Les Juifs vivent désormais dans la clandestinité et une grande précarité. Traqués par les nazis, des dizaines d’entre eux vont être dénoncés aux Allemands. Dans son livre, Jean-Pierre Callens détaille une « collaboration avérée entre l’administration communale marchinoise et l’autorité occupante ». Un inventaire, dactylographié à partir de dossiers, reprend le nom et l’adresse de dizaines d’anciens réfugiés ayant quitté le centre depuis janvier 1940. Sous cette liste nominative, une adresse, écrite au crayon. Celle du siège de la police allemande à Liège, Boulevard d’Avroy. Signe d’une collaboration de grande ampleur ?

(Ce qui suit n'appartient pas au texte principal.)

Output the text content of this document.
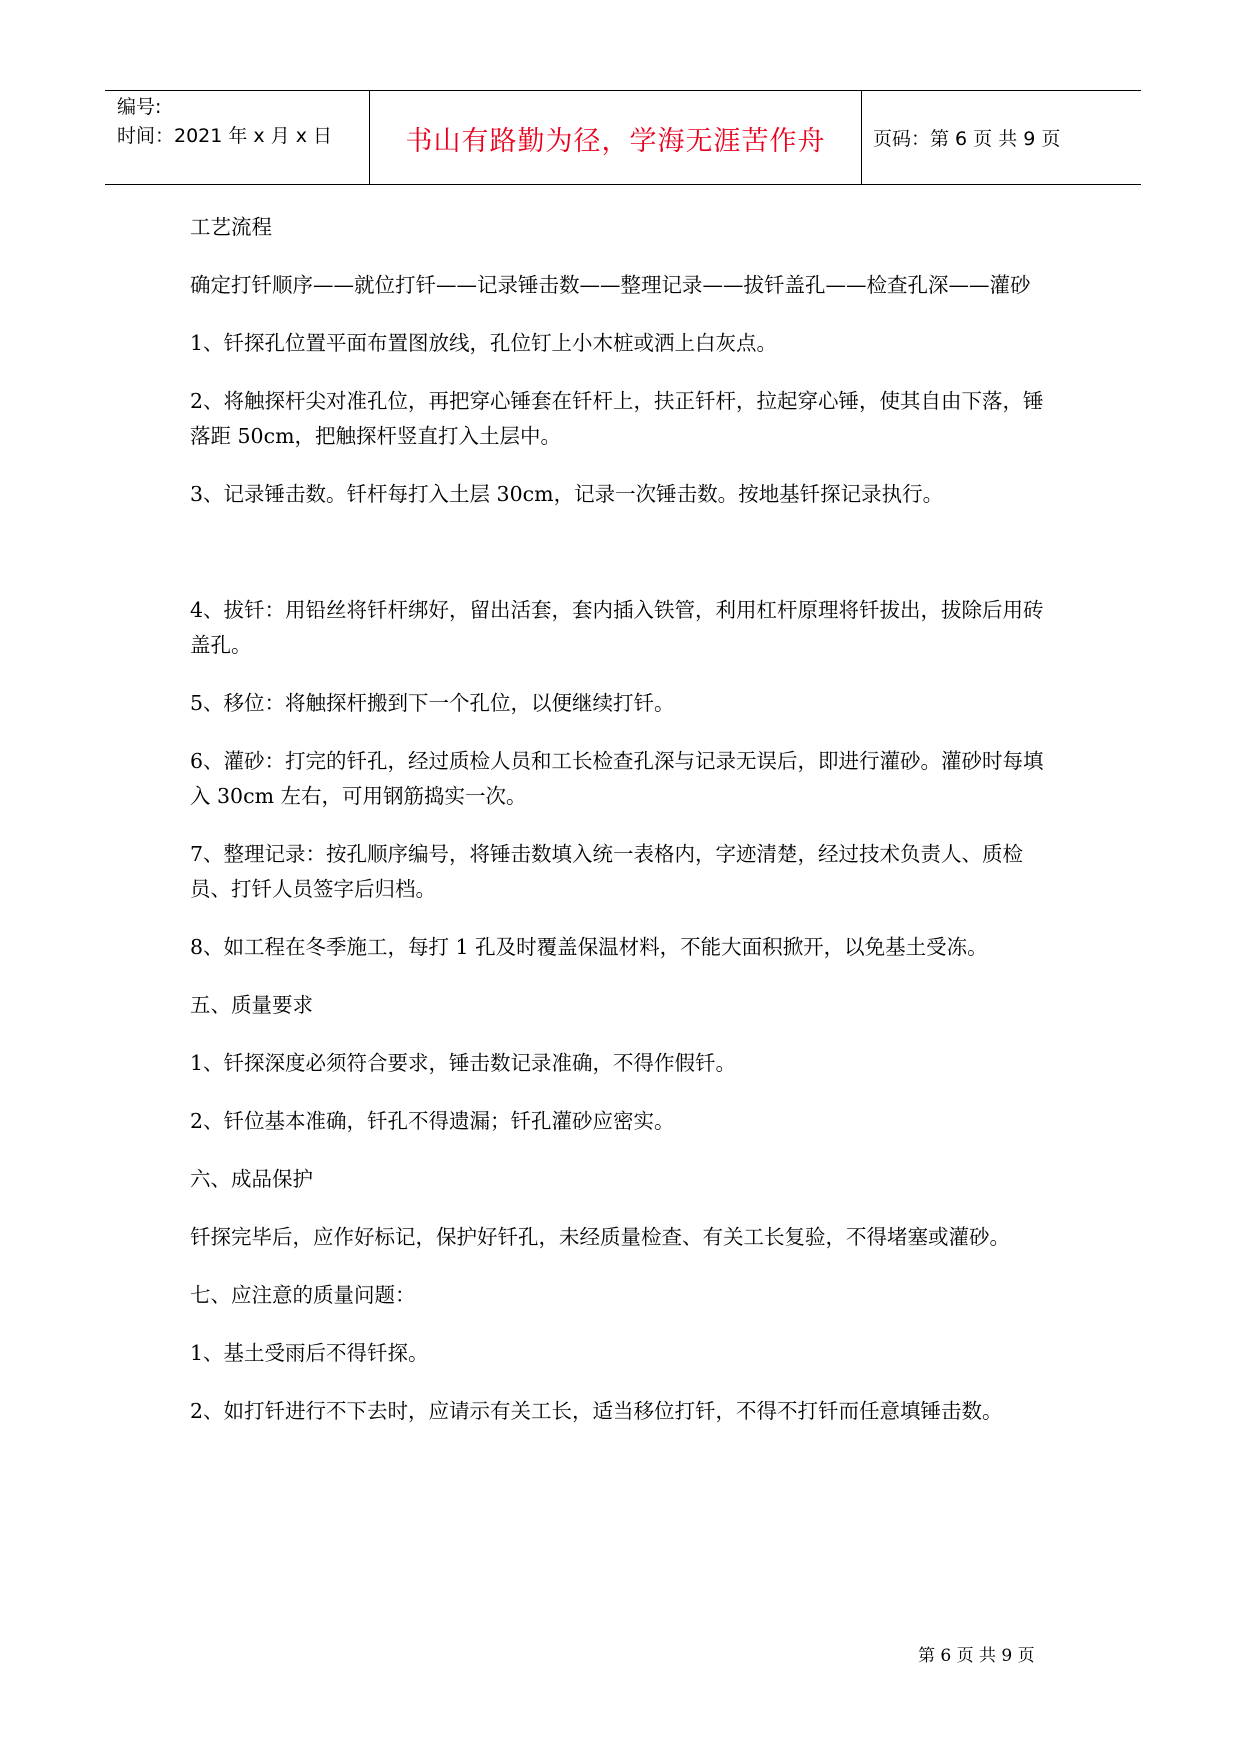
编号:
时间：2021 年 x 月 x 日	书山有路勤为径，学海无涯苦作舟	页码：第 6 页 共 9 页

工艺流程

确定打钎顺序——就位打钎——记录锤击数——整理记录——拔钎盖孔——检查孔深——灌砂

1、钎探孔位置平面布置图放线，孔位钉上小木桩或洒上白灰点。

2、将触探杆尖对准孔位，再把穿心锤套在钎杆上，扶正钎杆，拉起穿心锤，使其自由下落，锤落距 50cm，把触探杆竖直打入土层中。

3、记录锤击数。钎杆每打入土层 30cm，记录一次锤击数。按地基钎探记录执行。

4、拔钎：用铅丝将钎杆绑好，留出活套，套内插入铁管，利用杠杆原理将钎拔出，拔除后用砖盖孔。

5、移位：将触探杆搬到下一个孔位，以便继续打钎。

6、灌砂：打完的钎孔，经过质检人员和工长检查孔深与记录无误后，即进行灌砂。灌砂时每填入 30cm 左右，可用钢筋捣实一次。

7、整理记录：按孔顺序编号，将锤击数填入统一表格内，字迹清楚，经过技术负责人、质检员、打钎人员签字后归档。

8、如工程在冬季施工，每打 1 孔及时覆盖保温材料，不能大面积掀开，以免基土受冻。

五、质量要求

1、钎探深度必须符合要求，锤击数记录准确，不得作假钎。

2、钎位基本准确，钎孔不得遗漏；钎孔灌砂应密实。

六、成品保护

钎探完毕后，应作好标记，保护好钎孔，未经质量检查、有关工长复验，不得堵塞或灌砂。

七、应注意的质量问题：

1、基土受雨后不得钎探。

2、如打钎进行不下去时，应请示有关工长，适当移位打钎，不得不打钎而任意填锤击数。

第 6 页 共 9 页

Cette note, dont on ne sait que peu de choses, en est la seule trace. Il est plus probable que l’administration ait été divisée. Mais une zone d’ombre persiste. Alors que les archives reprennent tous les procès-verbaux du collège depuis 1830, ceux des années 1939 et 1940 ont disparu. « Ils ont vraisemblablement été brulés » détaille Jean-Pierre Callens, sans en savoir plus sur les raisons et les circonstances. « Je n’ai jamais cru que l’Allemagne seule aurait pu exterminer des millions de personnes. Il leur fallait des listes, des dénonciations… Sur ce point, la Belgique n’a pas encore fait son devoir de mémoire », juge l’auteur qui voit dans ces centres la première étape d’une route menant pour beaucoup de réfugiés à Auschwitz.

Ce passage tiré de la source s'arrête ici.